Ce qui est le critère le plus décisif de l'intelligence, est sans conteste la recherche d'un objet caché. Chez le Bébé, on observe des conduites de détour de plus en plus complexes. Par exemple, le bébé de huit mois parviendra à corriger la perception trompeuse d'une disparition. Il ira rechercher un objet qui lui plaît et qu'on a placé devant lui, hors de sa vu, mais à portée de sa main. Ceci représente une preuve tangible pour J. Piaget d'une conduite de détour, d'un acte intelligent tel qu'il a été défini c'est-à-dire « trouver une solution non inscrite dans les données immédiates ». Piaget appelle cette conduite « le schème de l'objet permanent ». « Permanent », car l'objet continue d'exister hors des perceptions immédiates, ce qui n'est pas le cas un mois auparavant. « Schème » parce que cette conduite va s'actualiser, se répéter et se généraliser à toutes sortes d'objets et de cachettes.

Au terme de son évolution sensori-motrice, l'enfant devient capable de retourner une boîte dans tous les sens pour se représenter son envers comme ses parties visibles, son contenu comme son extérieur. Mais il ne peut constituer une représentation totale de la boîte car pour cela, il faut « voir » la boîte de tous les côtés simultanément, c'est-à-dire la situer dans un système de perspectives lui permettant de se la représenter de n'importe quel point de vue et changer de point de vue sans recourir à l’action. L'enfant passe aussi par une étape où il ne parvient pas à se décentrer de son point de vue et considère à chaque moment sa propre perspective comme absolue et l'attribue à autrui sans se douter de cette confusion.

‘ ‘« ... Dès que l'enfant cherche, non plus seulement à agir sur les choses, mais à se les représenter en elles-mêmes et indépendamment de l'action immédiate, cette perspective unique, au sein de laquelle il avait réussit à introduire l'objectivité et la relativité, ne suffit plus et il s'agit de la coordonner avec les autres ».’ 84

La représentation pure et détachée de l'activité propre suppose l'adaptation à autrui et la coordination sociale.

Ces diverses conduites témoignent de la longue préparation de la logique concrète qui se reconnaît à l'avènement des premiers invariants, des premières conservations quantitatives. Les premières conservations quantitatives, que Piaget appelle les invariants quantitatifs, apparaissent vers six - sept ans, rarement avant. Le premier invariant est la conservation d'une quantité discrète d'un certain nombre de petits jetons (8 ou 9 au moins) présentés sous des apparences différentes. C'est le premier symptôme de la logique concrète.

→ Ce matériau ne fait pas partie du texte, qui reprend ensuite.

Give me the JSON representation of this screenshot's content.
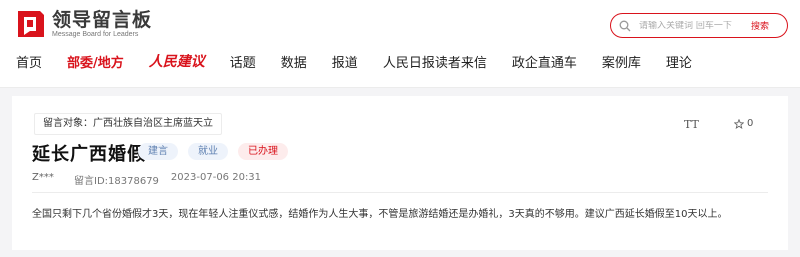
{
  "header": {
    "logo_title": "领导留言板",
    "logo_subtitle": "Message Board for Leaders",
    "search_placeholder": "请输入关键词 回车一下",
    "search_button": "搜索",
    "brand_color": "#d9131c"
  },
  "nav": {
    "items": [
      {
        "label": "首页"
      },
      {
        "label": "部委/地方"
      },
      {
        "label": "人民建议"
      },
      {
        "label": "话题"
      },
      {
        "label": "数据"
      },
      {
        "label": "报道"
      },
      {
        "label": "人民日报读者来信"
      },
      {
        "label": "政企直通车"
      },
      {
        "label": "案例库"
      },
      {
        "label": "理论"
      }
    ],
    "active_index": 1
  },
  "message": {
    "target_label": "留言对象：广西壮族自治区主席蓝天立",
    "title": "延长广西婚假",
    "badges": [
      "建言",
      "就业",
      "已办理"
    ],
    "author": "Z***",
    "id_text": "留言ID:18378679",
    "datetime": "2023-07-06 20:31",
    "body": "全国只剩下几个省份婚假才3天，现在年轻人注重仪式感，结婚作为人生大事，不管是旅游结婚还是办婚礼，3天真的不够用。建议广西延长婚假至10天以上。",
    "font_toggle": "TT",
    "like_count": "0"
  },
  "icons": {
    "logo": "logo-mark-icon",
    "search": "search-icon",
    "like": "star-icon"
  }
}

Pour accéder au stade des opérations concrètes, l'enfant va évoluer de la permanence de l'objet (invariant lié à la coordination des perceptions construit au stade sensori-moteur) vers la conservation de l'objet subissant des transformations. Ces transformations peuvent être de deux types :

  • soit elles affectent son aspect (géométrique ou non) tout en respectant les constantes physiques

  • soit elles affectent l'ensemble des caractères de l'objet (transformations liées à l'ajout ou au retrait).

La genèse de l'identité de l'objet suppose que l'enfant dépasse la considération de l'objet total pour accéder à la dissociation de ses différentes parties lui permettant, au cours d'une synthèse, de conclure à l'identité ou non de cet objet.

Du point de vue de la conservation de la matière et du poids, l'enfant repasse sur le plan de la pensée conceptuelle et réfléchie, par des stades analogues à ceux qu'il traverse, du point de vue de la conservation de l'objet lui-même sur le plan sensori-moteur. Ainsi, comme le bébé qui commence par croire que les objets disparaissent quand ils ne sont plus perçus, pour réapparaître lorsqu'ils rentrent dans le champ de la perception, l'enfant de 6 ans pense encore que la quantité de matière augmente ou diminue selon la forme que prend l'objet et qu'une substance qui fond s'anéantit entièrement. La conservation de la matière n'apparaît nullement comme une nécessité pour l'enfant de 3 à 6 ans lors des changements d'états, même lors des changements de forme. Quand on présente deux boules de même poids et même volume, le changement de forme (transformation en boudin par exemple) s'accompagne d'une perte de poids et de matière pour l'enfant. On observe le même constat dans le cas de transvasement de liquide. Et si, à ce niveau, l'enfant croit que le poids des corps peut changer avec leur forme, par la suite, il parviendra à la notion d'une conservation nécessaire de la matière indépendamment des changements de forme ou d'états.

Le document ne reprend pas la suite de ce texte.